Time course of cardiac inflammation during nitric oxide synthase inhibition in SHR: Impact of prior transient ACE inhibition

We have previously demonstrated that angiotensin-converting enzyme (ACE) inhibition with enalapril produces persistent effects that protect against future nitric oxide synthase (NOS) inhibitor (l-arginine methyl ester, l-NAME)-induced cardiac dysfunction and outer wall collagen deposition in spontaneously hypertensive rats (SHR). In the present study, we dissect the cytokine/chemokine release profile during NOS inhibition, its correlation to pathological cardiac remodeling and the impact of transient ACE inhibition on these effects. Adult male SHR were treated with enalapril (E+L) or tap water (C+L) for 2 weeks followed by a 2-week washout period. Rats were then subjected to 0, 3, 7 or 10 days of l-NAME treatment. The temporal response to NOS inhibition was evaluated by measuring arterial pressure, cardiac remodeling and cytokine/chemokine levels. l-NAME equivalently increased blood pressure and myocardial and vascular injury in C+L and E+L rats. However, pulse pressure (PP) was only transiently altered in C+L rats. The levels of several inflammatory mediators were increased during l-NAME treatment. However, interleukin-6 (IL-6) and IL-10 and monocyte chemoattractant protein-1 were uniquely increased in C+L hearts; whereas IL-4 and fractalkine were only elevated in E+L hearts.
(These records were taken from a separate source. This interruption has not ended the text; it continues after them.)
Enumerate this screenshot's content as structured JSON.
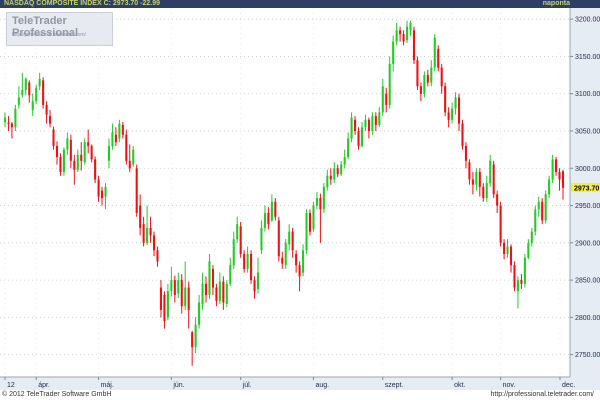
{
  "header": {
    "title": "NASDAQ COMPOSITE INDEX C: 2973.70 -22.99",
    "interval": "naponta"
  },
  "logo": {
    "title": "TeleTrader Professional",
    "url": "http://professional.teletrader.com/"
  },
  "footer": {
    "copyright": "© 2012 TeleTrader Software GmbH",
    "url": "http://professional.teletrader.com/"
  },
  "colors": {
    "up": "#22cc22",
    "down": "#ee1111",
    "header_bg": "#2e3f66",
    "axis_bg": "#e6ecf4",
    "price_tag_bg": "#f6ef3a"
  },
  "chart_data": {
    "type": "candlestick",
    "title": "NASDAQ COMPOSITE INDEX",
    "last_price": "2973.70",
    "change": "-22.99",
    "ylim": [
      2720,
      3215
    ],
    "y_ticks": [
      "3200.00",
      "3150.00",
      "3100.00",
      "3050.00",
      "3000.00",
      "2950.00",
      "2900.00",
      "2850.00",
      "2800.00",
      "2750.00"
    ],
    "x_ticks": [
      "12",
      "ápr.",
      "máj.",
      "jún.",
      "júl.",
      "aug.",
      "szept.",
      "okt.",
      "nov.",
      "dec."
    ],
    "grid": true,
    "candles": [
      {
        "o": 3062,
        "c": 3068,
        "h": 3075,
        "l": 3055
      },
      {
        "o": 3061,
        "c": 3060,
        "h": 3070,
        "l": 3050
      },
      {
        "o": 3060,
        "c": 3055,
        "h": 3062,
        "l": 3040
      },
      {
        "o": 3055,
        "c": 3080,
        "h": 3085,
        "l": 3050
      },
      {
        "o": 3085,
        "c": 3095,
        "h": 3110,
        "l": 3080
      },
      {
        "o": 3098,
        "c": 3105,
        "h": 3128,
        "l": 3095
      },
      {
        "o": 3105,
        "c": 3120,
        "h": 3122,
        "l": 3098
      },
      {
        "o": 3115,
        "c": 3098,
        "h": 3118,
        "l": 3088
      },
      {
        "o": 3078,
        "c": 3090,
        "h": 3100,
        "l": 3070
      },
      {
        "o": 3090,
        "c": 3108,
        "h": 3112,
        "l": 3086
      },
      {
        "o": 3110,
        "c": 3120,
        "h": 3128,
        "l": 3105
      },
      {
        "o": 3118,
        "c": 3085,
        "h": 3122,
        "l": 3080
      },
      {
        "o": 3085,
        "c": 3072,
        "h": 3090,
        "l": 3060
      },
      {
        "o": 3070,
        "c": 3060,
        "h": 3078,
        "l": 3055
      },
      {
        "o": 3052,
        "c": 3030,
        "h": 3056,
        "l": 3025
      },
      {
        "o": 3030,
        "c": 3015,
        "h": 3036,
        "l": 3005
      },
      {
        "o": 3015,
        "c": 2995,
        "h": 3020,
        "l": 2990
      },
      {
        "o": 2995,
        "c": 3025,
        "h": 3028,
        "l": 2990
      },
      {
        "o": 3025,
        "c": 3040,
        "h": 3048,
        "l": 3018
      },
      {
        "o": 3038,
        "c": 3010,
        "h": 3045,
        "l": 3000
      },
      {
        "o": 3010,
        "c": 2998,
        "h": 3018,
        "l": 2978
      },
      {
        "o": 2998,
        "c": 3018,
        "h": 3025,
        "l": 2995
      },
      {
        "o": 3018,
        "c": 3010,
        "h": 3035,
        "l": 2997
      },
      {
        "o": 3008,
        "c": 3035,
        "h": 3040,
        "l": 3005
      },
      {
        "o": 3035,
        "c": 3030,
        "h": 3052,
        "l": 3020
      },
      {
        "o": 3030,
        "c": 3012,
        "h": 3032,
        "l": 3008
      },
      {
        "o": 3012,
        "c": 2985,
        "h": 3016,
        "l": 2980
      },
      {
        "o": 2985,
        "c": 2962,
        "h": 2990,
        "l": 2955
      },
      {
        "o": 2970,
        "c": 2960,
        "h": 2975,
        "l": 2950
      },
      {
        "o": 2962,
        "c": 2975,
        "h": 2980,
        "l": 2945
      },
      {
        "o": 3010,
        "c": 3030,
        "h": 3040,
        "l": 3000
      },
      {
        "o": 3030,
        "c": 3048,
        "h": 3060,
        "l": 3025
      },
      {
        "o": 3045,
        "c": 3035,
        "h": 3055,
        "l": 3030
      },
      {
        "o": 3040,
        "c": 3060,
        "h": 3065,
        "l": 3035
      },
      {
        "o": 3058,
        "c": 3045,
        "h": 3062,
        "l": 3040
      },
      {
        "o": 3045,
        "c": 3010,
        "h": 3052,
        "l": 3005
      },
      {
        "o": 3010,
        "c": 3000,
        "h": 3032,
        "l": 2995
      },
      {
        "o": 3005,
        "c": 3025,
        "h": 3030,
        "l": 3002
      },
      {
        "o": 3000,
        "c": 2940,
        "h": 3005,
        "l": 2935
      },
      {
        "o": 2950,
        "c": 2920,
        "h": 2965,
        "l": 2910
      },
      {
        "o": 2925,
        "c": 2900,
        "h": 2935,
        "l": 2895
      },
      {
        "o": 2900,
        "c": 2920,
        "h": 2950,
        "l": 2897
      },
      {
        "o": 2920,
        "c": 2910,
        "h": 2935,
        "l": 2900
      },
      {
        "o": 2910,
        "c": 2890,
        "h": 2915,
        "l": 2882
      },
      {
        "o": 2890,
        "c": 2875,
        "h": 2895,
        "l": 2868
      },
      {
        "o": 2840,
        "c": 2810,
        "h": 2850,
        "l": 2800
      },
      {
        "o": 2830,
        "c": 2795,
        "h": 2835,
        "l": 2785
      },
      {
        "o": 2800,
        "c": 2835,
        "h": 2845,
        "l": 2796
      },
      {
        "o": 2835,
        "c": 2850,
        "h": 2868,
        "l": 2828
      },
      {
        "o": 2850,
        "c": 2830,
        "h": 2856,
        "l": 2820
      },
      {
        "o": 2832,
        "c": 2850,
        "h": 2860,
        "l": 2826
      },
      {
        "o": 2850,
        "c": 2815,
        "h": 2858,
        "l": 2805
      },
      {
        "o": 2815,
        "c": 2840,
        "h": 2875,
        "l": 2810
      },
      {
        "o": 2840,
        "c": 2810,
        "h": 2848,
        "l": 2785
      },
      {
        "o": 2780,
        "c": 2760,
        "h": 2782,
        "l": 2735
      },
      {
        "o": 2760,
        "c": 2790,
        "h": 2800,
        "l": 2752
      },
      {
        "o": 2790,
        "c": 2820,
        "h": 2830,
        "l": 2785
      },
      {
        "o": 2818,
        "c": 2845,
        "h": 2860,
        "l": 2810
      },
      {
        "o": 2845,
        "c": 2830,
        "h": 2855,
        "l": 2820
      },
      {
        "o": 2830,
        "c": 2875,
        "h": 2885,
        "l": 2825
      },
      {
        "o": 2865,
        "c": 2840,
        "h": 2870,
        "l": 2830
      },
      {
        "o": 2840,
        "c": 2822,
        "h": 2845,
        "l": 2815
      },
      {
        "o": 2822,
        "c": 2848,
        "h": 2860,
        "l": 2818
      },
      {
        "o": 2848,
        "c": 2820,
        "h": 2855,
        "l": 2810
      },
      {
        "o": 2818,
        "c": 2845,
        "h": 2850,
        "l": 2814
      },
      {
        "o": 2845,
        "c": 2870,
        "h": 2880,
        "l": 2842
      },
      {
        "o": 2870,
        "c": 2905,
        "h": 2915,
        "l": 2865
      },
      {
        "o": 2905,
        "c": 2925,
        "h": 2935,
        "l": 2900
      },
      {
        "o": 2922,
        "c": 2885,
        "h": 2928,
        "l": 2880
      },
      {
        "o": 2885,
        "c": 2865,
        "h": 2890,
        "l": 2860
      },
      {
        "o": 2865,
        "c": 2885,
        "h": 2895,
        "l": 2860
      },
      {
        "o": 2885,
        "c": 2850,
        "h": 2890,
        "l": 2845
      },
      {
        "o": 2850,
        "c": 2835,
        "h": 2855,
        "l": 2825
      },
      {
        "o": 2838,
        "c": 2860,
        "h": 2880,
        "l": 2832
      },
      {
        "o": 2890,
        "c": 2920,
        "h": 2930,
        "l": 2885
      },
      {
        "o": 2920,
        "c": 2940,
        "h": 2950,
        "l": 2915
      },
      {
        "o": 2940,
        "c": 2925,
        "h": 2948,
        "l": 2918
      },
      {
        "o": 2930,
        "c": 2955,
        "h": 2965,
        "l": 2928
      },
      {
        "o": 2955,
        "c": 2935,
        "h": 2960,
        "l": 2930
      },
      {
        "o": 2930,
        "c": 2882,
        "h": 2935,
        "l": 2875
      },
      {
        "o": 2880,
        "c": 2872,
        "h": 2888,
        "l": 2865
      },
      {
        "o": 2870,
        "c": 2900,
        "h": 2905,
        "l": 2865
      },
      {
        "o": 2898,
        "c": 2915,
        "h": 2925,
        "l": 2890
      },
      {
        "o": 2915,
        "c": 2890,
        "h": 2920,
        "l": 2880
      },
      {
        "o": 2885,
        "c": 2870,
        "h": 2890,
        "l": 2860
      },
      {
        "o": 2870,
        "c": 2855,
        "h": 2875,
        "l": 2835
      },
      {
        "o": 2860,
        "c": 2890,
        "h": 2898,
        "l": 2855
      },
      {
        "o": 2890,
        "c": 2940,
        "h": 2945,
        "l": 2885
      },
      {
        "o": 2940,
        "c": 2915,
        "h": 2945,
        "l": 2910
      },
      {
        "o": 2918,
        "c": 2950,
        "h": 2955,
        "l": 2915
      },
      {
        "o": 2950,
        "c": 2960,
        "h": 2968,
        "l": 2945
      },
      {
        "o": 2960,
        "c": 2945,
        "h": 2966,
        "l": 2900
      },
      {
        "o": 2945,
        "c": 2975,
        "h": 2980,
        "l": 2940
      },
      {
        "o": 2975,
        "c": 2990,
        "h": 2998,
        "l": 2970
      },
      {
        "o": 2990,
        "c": 2985,
        "h": 3000,
        "l": 2978
      },
      {
        "o": 2985,
        "c": 3000,
        "h": 3008,
        "l": 2980
      },
      {
        "o": 3000,
        "c": 2992,
        "h": 3005,
        "l": 2988
      },
      {
        "o": 2992,
        "c": 3005,
        "h": 3010,
        "l": 2990
      },
      {
        "o": 3005,
        "c": 3015,
        "h": 3025,
        "l": 3000
      },
      {
        "o": 3015,
        "c": 3040,
        "h": 3048,
        "l": 3012
      },
      {
        "o": 3040,
        "c": 3068,
        "h": 3075,
        "l": 3035
      },
      {
        "o": 3065,
        "c": 3050,
        "h": 3070,
        "l": 3045
      },
      {
        "o": 3050,
        "c": 3030,
        "h": 3055,
        "l": 3025
      },
      {
        "o": 3030,
        "c": 3055,
        "h": 3062,
        "l": 3028
      },
      {
        "o": 3055,
        "c": 3065,
        "h": 3072,
        "l": 3050
      },
      {
        "o": 3065,
        "c": 3050,
        "h": 3068,
        "l": 3040
      },
      {
        "o": 3050,
        "c": 3070,
        "h": 3075,
        "l": 3045
      },
      {
        "o": 3070,
        "c": 3058,
        "h": 3075,
        "l": 3050
      },
      {
        "o": 3058,
        "c": 3075,
        "h": 3082,
        "l": 3055
      },
      {
        "o": 3075,
        "c": 3110,
        "h": 3120,
        "l": 3070
      },
      {
        "o": 3100,
        "c": 3085,
        "h": 3108,
        "l": 3075
      },
      {
        "o": 3085,
        "c": 3140,
        "h": 3150,
        "l": 3080
      },
      {
        "o": 3140,
        "c": 3170,
        "h": 3178,
        "l": 3130
      },
      {
        "o": 3170,
        "c": 3185,
        "h": 3195,
        "l": 3165
      },
      {
        "o": 3185,
        "c": 3180,
        "h": 3190,
        "l": 3170
      },
      {
        "o": 3180,
        "c": 3170,
        "h": 3185,
        "l": 3165
      },
      {
        "o": 3172,
        "c": 3190,
        "h": 3198,
        "l": 3168
      },
      {
        "o": 3185,
        "c": 3195,
        "h": 3198,
        "l": 3178
      },
      {
        "o": 3185,
        "c": 3145,
        "h": 3190,
        "l": 3140
      },
      {
        "o": 3145,
        "c": 3110,
        "h": 3150,
        "l": 3105
      },
      {
        "o": 3110,
        "c": 3100,
        "h": 3115,
        "l": 3090
      },
      {
        "o": 3100,
        "c": 3125,
        "h": 3130,
        "l": 3095
      },
      {
        "o": 3125,
        "c": 3115,
        "h": 3132,
        "l": 3110
      },
      {
        "o": 3115,
        "c": 3135,
        "h": 3145,
        "l": 3110
      },
      {
        "o": 3135,
        "c": 3175,
        "h": 3180,
        "l": 3130
      },
      {
        "o": 3160,
        "c": 3135,
        "h": 3165,
        "l": 3130
      },
      {
        "o": 3135,
        "c": 3110,
        "h": 3140,
        "l": 3100
      },
      {
        "o": 3110,
        "c": 3075,
        "h": 3115,
        "l": 3070
      },
      {
        "o": 3075,
        "c": 3065,
        "h": 3082,
        "l": 3055
      },
      {
        "o": 3065,
        "c": 3080,
        "h": 3088,
        "l": 3060
      },
      {
        "o": 3080,
        "c": 3095,
        "h": 3102,
        "l": 3072
      },
      {
        "o": 3095,
        "c": 3060,
        "h": 3100,
        "l": 3050
      },
      {
        "o": 3060,
        "c": 3030,
        "h": 3065,
        "l": 3025
      },
      {
        "o": 3030,
        "c": 3010,
        "h": 3035,
        "l": 3000
      },
      {
        "o": 3008,
        "c": 2985,
        "h": 3012,
        "l": 2978
      },
      {
        "o": 2985,
        "c": 2978,
        "h": 2995,
        "l": 2965
      },
      {
        "o": 2978,
        "c": 2995,
        "h": 3000,
        "l": 2970
      },
      {
        "o": 2995,
        "c": 2975,
        "h": 3000,
        "l": 2962
      },
      {
        "o": 2975,
        "c": 2960,
        "h": 2980,
        "l": 2955
      },
      {
        "o": 2960,
        "c": 2980,
        "h": 2990,
        "l": 2955
      },
      {
        "o": 2980,
        "c": 3010,
        "h": 3018,
        "l": 2975
      },
      {
        "o": 3005,
        "c": 2965,
        "h": 3010,
        "l": 2960
      },
      {
        "o": 2965,
        "c": 2950,
        "h": 2970,
        "l": 2940
      },
      {
        "o": 2950,
        "c": 2900,
        "h": 2955,
        "l": 2895
      },
      {
        "o": 2900,
        "c": 2885,
        "h": 2905,
        "l": 2878
      },
      {
        "o": 2885,
        "c": 2895,
        "h": 2905,
        "l": 2880
      },
      {
        "o": 2895,
        "c": 2870,
        "h": 2898,
        "l": 2860
      },
      {
        "o": 2870,
        "c": 2840,
        "h": 2875,
        "l": 2835
      },
      {
        "o": 2835,
        "c": 2850,
        "h": 2855,
        "l": 2812
      },
      {
        "o": 2850,
        "c": 2845,
        "h": 2858,
        "l": 2838
      },
      {
        "o": 2845,
        "c": 2880,
        "h": 2885,
        "l": 2840
      },
      {
        "o": 2880,
        "c": 2900,
        "h": 2905,
        "l": 2878
      },
      {
        "o": 2900,
        "c": 2915,
        "h": 2920,
        "l": 2895
      },
      {
        "o": 2915,
        "c": 2945,
        "h": 2950,
        "l": 2910
      },
      {
        "o": 2945,
        "c": 2955,
        "h": 2962,
        "l": 2935
      },
      {
        "o": 2955,
        "c": 2930,
        "h": 2960,
        "l": 2925
      },
      {
        "o": 2930,
        "c": 2965,
        "h": 2970,
        "l": 2926
      },
      {
        "o": 2965,
        "c": 2985,
        "h": 2990,
        "l": 2960
      },
      {
        "o": 2985,
        "c": 3012,
        "h": 3018,
        "l": 2980
      },
      {
        "o": 3012,
        "c": 2995,
        "h": 3015,
        "l": 2990
      },
      {
        "o": 2995,
        "c": 2985,
        "h": 3000,
        "l": 2970
      },
      {
        "o": 2996,
        "c": 2973.7,
        "h": 2998,
        "l": 2958
      }
    ]
  }
}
By days 7 and 10 of l-NAME treatment, there was a significant increase in the cardiac density of macrophages and proliferating cells, respectively only in C+L rats. Although myocardial injury was similar in both treatment groups, PP was not changed and there was a distinct cardiac chemokine/cytokine signature in rats previously treated with enalapril that may be related to the lack of proliferative response and macrophage infiltration in these hearts.